In general, it's important to invite others to review your changes before they’re merged into the master branch. Users can approve or reject on a file-by-file basis to keep track of which files still need to be adjusted before the pull request can be merged. To see which users have already approved or rejected a particular file, hover over the corresponding indicator icon.

Using the individual file review buttons is optional, but when you reject one file, this automatically rejects the pull request. Similarly, when you approve the pull request, all individual files get approved.

7. Merge your changes into the master branch

Finalizing your changes

Once your changes have been reviewed, a user with the appropriate permissions (by default, Owners and Editors) can merge the changes on your pull request to combine them into master.

For the purposes of this tutorial, proceed by selecting the Squash and merge button at the bottom-right of your screen, then select Squash and merge again in the confirmation dialog.

Your repository may have different policies that must be met before changes are merged. Policies are defined by the repository owner in the branch settings page and presented to code authors in the Pull Request page.

Validating that your changes are on master

Once your proposed changes have been accepted, you should validate that your the changes you made in your branch are reflected on the master branch. To do so, click the Code tab, select the master branch, and browse the files. Make sure you see the changes that you made in your branch.

Deleting your branch

Warning

Do not delete any branches that you did not create. For others working in the same Code Repository, this could result in lost work!

Now you can delete the branch you created at the start of this tutorial to reduce clutter. Since your changes have been merged into the master branch, there is no need to keep your branch.

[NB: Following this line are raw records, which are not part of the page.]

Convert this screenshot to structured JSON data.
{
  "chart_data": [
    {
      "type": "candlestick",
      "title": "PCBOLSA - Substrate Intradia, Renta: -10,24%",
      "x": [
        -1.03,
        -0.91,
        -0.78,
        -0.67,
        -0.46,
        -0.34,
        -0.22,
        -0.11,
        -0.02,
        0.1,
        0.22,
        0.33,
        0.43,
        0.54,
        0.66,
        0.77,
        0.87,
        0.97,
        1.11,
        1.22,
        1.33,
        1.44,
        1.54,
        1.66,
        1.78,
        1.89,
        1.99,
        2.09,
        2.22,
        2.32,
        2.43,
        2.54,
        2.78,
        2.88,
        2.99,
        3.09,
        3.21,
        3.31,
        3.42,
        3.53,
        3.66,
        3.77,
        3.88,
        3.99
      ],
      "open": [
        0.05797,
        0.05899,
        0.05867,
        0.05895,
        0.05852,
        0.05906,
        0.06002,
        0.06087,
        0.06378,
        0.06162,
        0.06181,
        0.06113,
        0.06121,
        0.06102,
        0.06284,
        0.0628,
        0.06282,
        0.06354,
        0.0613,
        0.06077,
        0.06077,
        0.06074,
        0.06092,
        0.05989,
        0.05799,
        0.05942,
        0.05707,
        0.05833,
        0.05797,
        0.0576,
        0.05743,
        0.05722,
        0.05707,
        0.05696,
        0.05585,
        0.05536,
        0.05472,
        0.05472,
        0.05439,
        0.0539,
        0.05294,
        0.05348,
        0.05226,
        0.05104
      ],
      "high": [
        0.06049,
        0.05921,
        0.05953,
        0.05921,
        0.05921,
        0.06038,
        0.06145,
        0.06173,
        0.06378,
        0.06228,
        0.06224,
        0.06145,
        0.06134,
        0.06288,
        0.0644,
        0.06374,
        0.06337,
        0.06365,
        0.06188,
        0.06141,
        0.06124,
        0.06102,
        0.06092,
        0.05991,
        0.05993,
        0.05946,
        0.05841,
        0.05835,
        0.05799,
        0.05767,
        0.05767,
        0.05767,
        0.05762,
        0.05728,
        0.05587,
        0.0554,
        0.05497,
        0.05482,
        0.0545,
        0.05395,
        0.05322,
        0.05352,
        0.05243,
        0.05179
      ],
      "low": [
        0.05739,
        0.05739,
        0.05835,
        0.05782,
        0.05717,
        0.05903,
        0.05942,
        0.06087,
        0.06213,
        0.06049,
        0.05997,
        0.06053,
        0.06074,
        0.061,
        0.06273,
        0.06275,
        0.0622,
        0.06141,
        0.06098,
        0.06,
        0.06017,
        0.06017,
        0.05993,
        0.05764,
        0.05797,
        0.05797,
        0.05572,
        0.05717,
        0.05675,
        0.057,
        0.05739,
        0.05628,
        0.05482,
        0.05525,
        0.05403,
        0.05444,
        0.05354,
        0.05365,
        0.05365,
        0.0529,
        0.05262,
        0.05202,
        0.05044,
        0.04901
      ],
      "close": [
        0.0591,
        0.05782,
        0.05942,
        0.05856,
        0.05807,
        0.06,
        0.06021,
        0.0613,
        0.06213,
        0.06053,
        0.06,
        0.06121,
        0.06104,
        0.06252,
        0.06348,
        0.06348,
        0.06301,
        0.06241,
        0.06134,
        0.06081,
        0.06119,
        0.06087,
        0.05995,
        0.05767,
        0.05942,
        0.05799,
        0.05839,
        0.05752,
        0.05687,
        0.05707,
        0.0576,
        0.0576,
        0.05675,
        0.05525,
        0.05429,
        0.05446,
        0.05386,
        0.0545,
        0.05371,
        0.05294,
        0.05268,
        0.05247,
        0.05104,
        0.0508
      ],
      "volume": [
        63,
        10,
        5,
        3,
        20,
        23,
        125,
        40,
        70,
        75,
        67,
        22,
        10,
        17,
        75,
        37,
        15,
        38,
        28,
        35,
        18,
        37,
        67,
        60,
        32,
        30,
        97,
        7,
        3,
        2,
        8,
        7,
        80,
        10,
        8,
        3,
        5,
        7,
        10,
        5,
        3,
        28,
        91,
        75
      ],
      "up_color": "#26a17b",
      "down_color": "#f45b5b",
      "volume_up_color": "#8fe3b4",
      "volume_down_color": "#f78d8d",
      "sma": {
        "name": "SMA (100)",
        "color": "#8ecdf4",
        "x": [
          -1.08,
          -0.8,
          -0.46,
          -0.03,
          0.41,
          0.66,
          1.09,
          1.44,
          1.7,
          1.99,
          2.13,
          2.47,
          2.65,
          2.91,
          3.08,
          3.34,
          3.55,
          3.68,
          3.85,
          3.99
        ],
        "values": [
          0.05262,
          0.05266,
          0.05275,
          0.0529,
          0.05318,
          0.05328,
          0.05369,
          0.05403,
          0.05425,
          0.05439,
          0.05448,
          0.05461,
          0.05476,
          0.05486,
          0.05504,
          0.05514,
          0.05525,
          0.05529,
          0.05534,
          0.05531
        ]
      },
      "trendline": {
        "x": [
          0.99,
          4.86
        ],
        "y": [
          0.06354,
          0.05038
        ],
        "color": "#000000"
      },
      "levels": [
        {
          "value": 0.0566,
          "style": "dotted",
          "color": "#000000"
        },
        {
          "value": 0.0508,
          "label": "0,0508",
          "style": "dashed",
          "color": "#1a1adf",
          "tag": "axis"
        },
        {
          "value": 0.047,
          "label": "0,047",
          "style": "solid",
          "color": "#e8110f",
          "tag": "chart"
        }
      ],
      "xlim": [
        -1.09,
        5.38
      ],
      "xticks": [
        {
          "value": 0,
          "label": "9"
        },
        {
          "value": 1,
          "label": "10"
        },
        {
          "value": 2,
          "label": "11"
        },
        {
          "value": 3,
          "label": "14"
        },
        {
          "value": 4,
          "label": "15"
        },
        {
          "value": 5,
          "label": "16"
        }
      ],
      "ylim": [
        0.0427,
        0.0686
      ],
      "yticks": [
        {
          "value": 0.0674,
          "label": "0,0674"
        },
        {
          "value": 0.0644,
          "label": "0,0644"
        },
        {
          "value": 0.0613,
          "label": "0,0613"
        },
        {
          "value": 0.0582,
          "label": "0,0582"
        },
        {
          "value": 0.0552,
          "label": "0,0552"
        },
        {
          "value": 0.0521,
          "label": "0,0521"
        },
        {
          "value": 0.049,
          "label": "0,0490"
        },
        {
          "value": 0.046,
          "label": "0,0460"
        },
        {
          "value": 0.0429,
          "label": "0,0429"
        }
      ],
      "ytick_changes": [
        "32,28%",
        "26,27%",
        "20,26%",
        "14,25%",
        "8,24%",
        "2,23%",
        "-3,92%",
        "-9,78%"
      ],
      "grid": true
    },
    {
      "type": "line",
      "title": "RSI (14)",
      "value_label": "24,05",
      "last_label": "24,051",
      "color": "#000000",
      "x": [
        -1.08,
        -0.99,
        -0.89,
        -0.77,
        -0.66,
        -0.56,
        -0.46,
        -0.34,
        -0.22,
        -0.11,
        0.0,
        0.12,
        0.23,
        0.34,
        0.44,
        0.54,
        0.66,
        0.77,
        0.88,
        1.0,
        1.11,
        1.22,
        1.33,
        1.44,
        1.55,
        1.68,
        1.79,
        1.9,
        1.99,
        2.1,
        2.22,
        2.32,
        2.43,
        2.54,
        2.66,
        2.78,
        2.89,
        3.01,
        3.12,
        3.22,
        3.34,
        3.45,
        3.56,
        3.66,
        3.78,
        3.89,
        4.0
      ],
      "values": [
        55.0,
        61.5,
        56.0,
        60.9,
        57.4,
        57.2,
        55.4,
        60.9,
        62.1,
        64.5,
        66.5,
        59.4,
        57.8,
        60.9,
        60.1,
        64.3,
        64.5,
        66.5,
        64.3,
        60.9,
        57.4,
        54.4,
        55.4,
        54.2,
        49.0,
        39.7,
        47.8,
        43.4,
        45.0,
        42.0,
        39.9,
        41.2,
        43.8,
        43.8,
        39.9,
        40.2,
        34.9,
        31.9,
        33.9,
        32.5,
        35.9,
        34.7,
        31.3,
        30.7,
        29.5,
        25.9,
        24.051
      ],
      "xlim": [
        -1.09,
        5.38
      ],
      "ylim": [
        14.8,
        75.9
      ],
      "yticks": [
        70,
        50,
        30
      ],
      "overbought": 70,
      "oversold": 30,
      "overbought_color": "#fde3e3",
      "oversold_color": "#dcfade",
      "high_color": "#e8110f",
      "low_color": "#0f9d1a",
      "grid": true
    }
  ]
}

Navigate to the Branches tab, and look under “Personal branches”. Delete the branch you created by clicking the trash icon:

delete-branch

The pull request page offers a "Delete branch after merge" option to allow for quick clean-up of branches. This option is unavailable for protected branches.

To delete a protected branch, you first need to unprotect it and then follow the steps above.

8. Build your dataset on the master branch

The final step is to build your new dataset on the master branch. Similar to build the dataset in your branch, click the build button at the top of the screen when your SQL code file is selected.

Once your tasks successfully complete and your dataset gets built, you can click on the link to your dataset in the Build helper to open your full dataset.

Congratulations! You have successfully created a new data transformation and published your changes using Code Repositories. Here are some possible next steps to continue learning:

9. Revert changes

If you notice problems with a code change you have already merged into the master branch, there is an easy way to undo those changes. You can revert a specific commit by locating it in the commit history of the master branch. On the Branches tab of your repository, click on master to see the chronological list of all commits.

commit-history

You can view a certain commit's code changes by clicking on the commit hash. Once you have located the commit you want to revert, click Revert. This will open a pull request into the master branch which you can review and merge.